First, login as cluster-admin and drain the first app-node (this deletes all pods so the OpenShift scheduler creates them on other nodes and also disables scheduling of new pods on the node).
[ec2-user@master0 ~]$ oc get nodes
[ec2-user@master0 ~]$ oc adm drain app-node0.user[X].lab.openshift.ch --ignore-daemonsets --delete-local-data
After draining a node, only pods from DaemonSets should remain on the node:
[ec2-user@master0 ~]$ oc adm manage-node app-node0.user[X].lab.openshift.ch --list-pods
Listing matched pods on node: app-node0.user[X].lab.openshift.ch
NAMESPACE NAME READY STATUS RESTARTS AGE
openshift-logging logging-fluentd-lfjnc 1/1 Running 0 33m
openshift-monitoring node-exporter-czhr2 2/2 Running 0 36m
openshift-node sync-rhh8z 1/1 Running 0 46m
openshift-sdn ovs-hz9wj 1/1 Running 0 46m
openshift-sdn sdn-49tpr 1/1 Running 0 46m
Scheduling should now be disabled for this node:
[ec2-user@master0 ~]$ oc get nodes
...
app-node0.user[X].lab.openshift.ch Ready,SchedulingDisabled compute 2d v1.11.0+d4cacc0
...
If everything looks good, you can update the node and reboot it. The first command can take a while and doesn't output anything until it's done:
[ec2-user@master0 ~]$ ansible app-node0.user[X].lab.openshift.ch -m yum -a "name='*' state=latest exclude='atomic-openshift-* openshift-* docker-*'"

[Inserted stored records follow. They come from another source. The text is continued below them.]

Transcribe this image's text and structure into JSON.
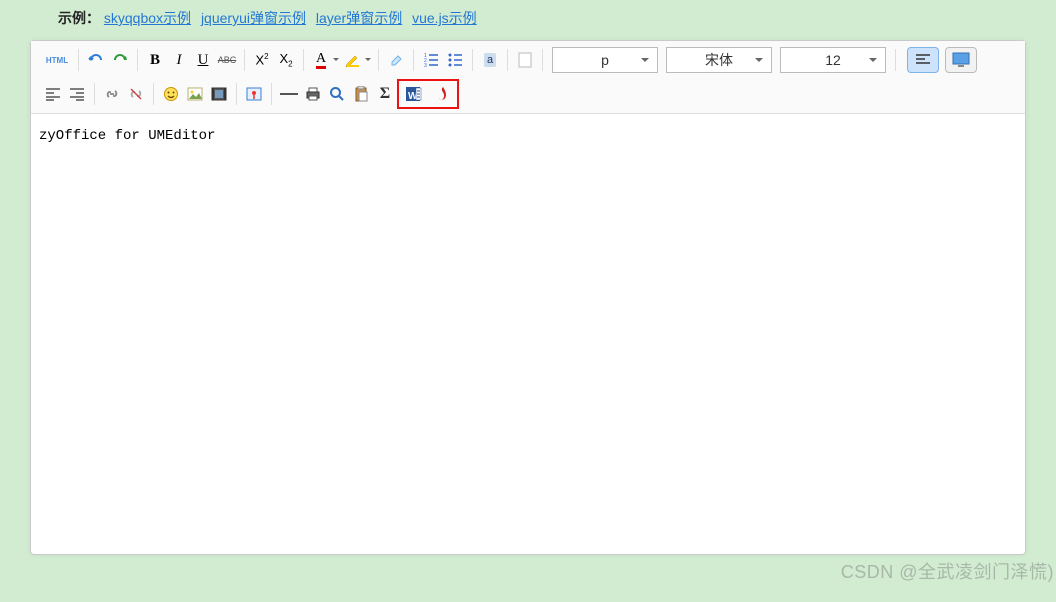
{
  "header": {
    "label": "示例：",
    "links": [
      {
        "text": "skyqqbox示例"
      },
      {
        "text": "jqueryui弹窗示例"
      },
      {
        "text": "layer弹窗示例"
      },
      {
        "text": "vue.js示例"
      }
    ]
  },
  "toolbar": {
    "html": "HTML",
    "para_value": "p",
    "font_value": "宋体",
    "size_value": "12",
    "icons": {
      "undo_color": "#2e7cd6",
      "redo_color": "#2d9a3d",
      "bold": "B",
      "italic": "I",
      "underline": "U",
      "strike": "ABC",
      "sup": "X",
      "sub": "X",
      "fontA": "A",
      "eraser_color": "#6bb4f0",
      "link_color": "#888",
      "anchor_color": "#888",
      "emoji_color": "#f0b000",
      "image_border": "#b8b070",
      "video_border": "#555",
      "map_border": "#3b7dd8",
      "hr_color": "#555",
      "print_color": "#333",
      "preview_color": "#3070c0",
      "paste_color": "#c89050",
      "formula": "Σ",
      "word_fill": "#2b579a",
      "pdf_fill": "#d21f1f",
      "highlight_border": "#fc0"
    }
  },
  "editor": {
    "content": "zyOffice for UMEditor"
  },
  "watermark": "CSDN @全武凌剑门泽慌)"
}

[ec2-user@master0 ~]$ ansible app-node0.user[X].lab.openshift.ch --poll=0 --background=1 -m shell -a 'sleep 2 && reboot'
After the node becomes ready again, enable schedulable anew. Do not do this before the node has rebooted (it takes a while for the node's status to change to Not Ready
):
[ec2-user@master0 ~]$ oc get nodes -w
[ec2-user@master0 ~]$ oc adm manage-node app-node0.user[X].lab.openshift.ch --schedulable
Check that pods are correctly starting:
[ec2-user@master0 ~]$ oc adm manage-node app-node0.user[X].lab.openshift.ch --list-pods
Listing matched pods on node: app-node0.user[X].lab.openshift.ch
NAMESPACE NAME READY STATUS RESTARTS AGE
dakota ruby-ex-1-6lc87 1/1 Running 0 12m
openshift-logging logging-fluentd-lfjnc 1/1 Running 1 43m
openshift-monitoring node-exporter-czhr2 2/2 Running 2 47m
openshift-node sync-rhh8z 1/1 Running 1 56m
openshift-sdn ovs-hz9wj 1/1 Running 1 56m
openshift-sdn sdn-49tpr 1/1 Running 1 56m
Since we want to update the whole cluster, you will need to repeat these steps on all servers. Masters do not need to be drained because they do not run any pods (unschedulable by default).
End of Lab 3.2